I really enjoyed Stranger Things on initial viewing but in hindsight it's a
show I dug because of the familiar beats it hits, rather than one that
dragged me into its own weird world. I was sad to hear that the next season
continues the same story instead of treating each season as a new chapter
in a shared universe. But I reckon it also found fans who aren't already
interested in the stuff it revives (and there are some great performances
and scenes and everything, I'm not dissing the show).
But nostalgia always feels better first time around*
The most Pynchonesque of TV at the moment I reckon is Mr Robot. Paranoia so
pervasive it alters the ontological reality of the diegetic frame, multiply
unreliable narrators, the invocation of the audience as co-conspirator from
the opening line, hyper-capitalism as both succubus and incubus, ones and
zeroes falling apart then reforming new logics, the sense that anything can
happen at any point and we'll just have to deal with it... Recommended.
* The Trainspotting sequel T2 is a rare exception. Never seen a sequel with
such a profound relationship with the original (and it's original fans).
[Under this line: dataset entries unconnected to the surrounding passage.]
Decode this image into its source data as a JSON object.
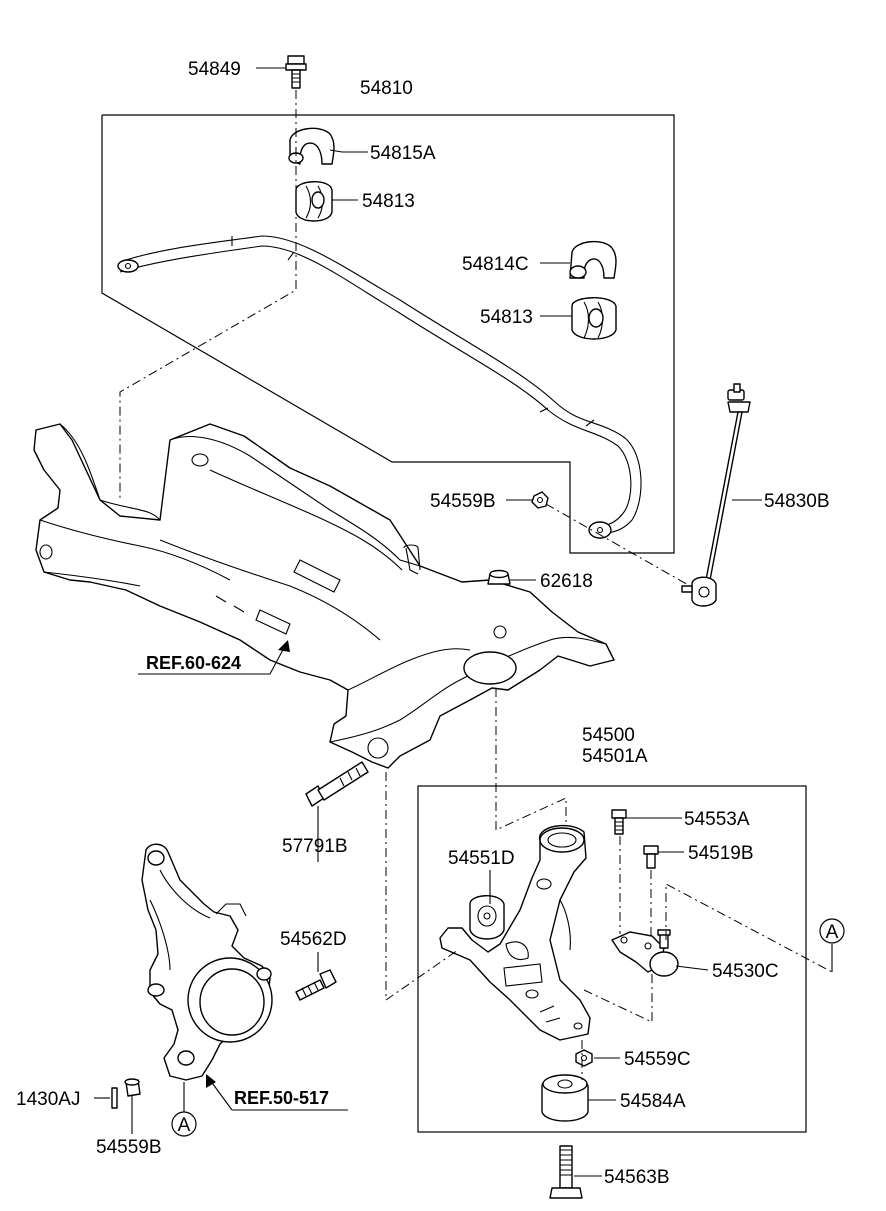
{
  "labels": {
    "p54849": "54849",
    "p54810": "54810",
    "p54815A": "54815A",
    "p54813a": "54813",
    "p54814C": "54814C",
    "p54813b": "54813",
    "p54559Ba": "54559B",
    "p54830B": "54830B",
    "p62618": "62618",
    "ref60": "REF.60-624",
    "p54500": "54500",
    "p54501A": "54501A",
    "p57791B": "57791B",
    "p54553A": "54553A",
    "p54551D": "54551D",
    "p54519B": "54519B",
    "calloutA1": "A",
    "p54562D": "54562D",
    "p54530C": "54530C",
    "p54559C": "54559C",
    "p1430AJ": "1430AJ",
    "ref50": "REF.50-517",
    "p54584A": "54584A",
    "calloutA2": "A",
    "p54559Bb": "54559B",
    "p54563B": "54563B"
  }
}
On Wed, Mar 1, 2017 at 12:53 AM, David Morris <fqmorris at gmail.com> wrote:

> My biggest objection about Stranger Things is that the government bad guys
> at the beginning become the good guys at the end.  And the Monster story
> line is so tangential that it barely exists.  This show feels as if it were
> written by an improv group, with no plan.
>
> David Morris
>
> On Tue, Feb 28, 2017 at 3:31 AM Kai Frederik Lorentzen <
> lorentzen at hotmail.de> wrote:
>
>>
>> "The Montauk Project is every horrible suspicion you've ever had since
>> World War II, all the paranoid production values, a vast underground
>> facility, exotic weapons, space aliens, time travel, other dimensions,
>> shall I go on?" (Bleeding Edge, p. 117)
>>
>> In *Bleeding Edge*, the Montauk Project is a significant element whose
>> ontological status remains unclear; considering the novel's architecture,
>> there seems to be a mutual reflecting of 9/11 and Montauk Project.
>>
>>
>> In *Stranger Things*, the Montauk Project is explicitly linked to MK
>> Ultra, which as such was real. The serial's way of telling the story, with
>> its many Spielbergian references to the 1980s, makes the narration more
>> fantasy-like and less political than Pynchon's novel, though.
>>
>> Eleven kills the Monster:
>> https://www.youtube.com/watch?v=I4dzQ4_MI3s
>>
>>
>> http://www.businessinsider.de/what-inspired-stranger-things-
>> montauk-project-2016-9?r=US&IR=T
>>
>> > ... We've had fun naming all the movies that "Stranger Things" is
>> paying homage to, but it's equally fascinating to see how it's playing with
>> decades-old government conspiracy theories ... <
>>
>> Do the Duffer brothers read Pynchon?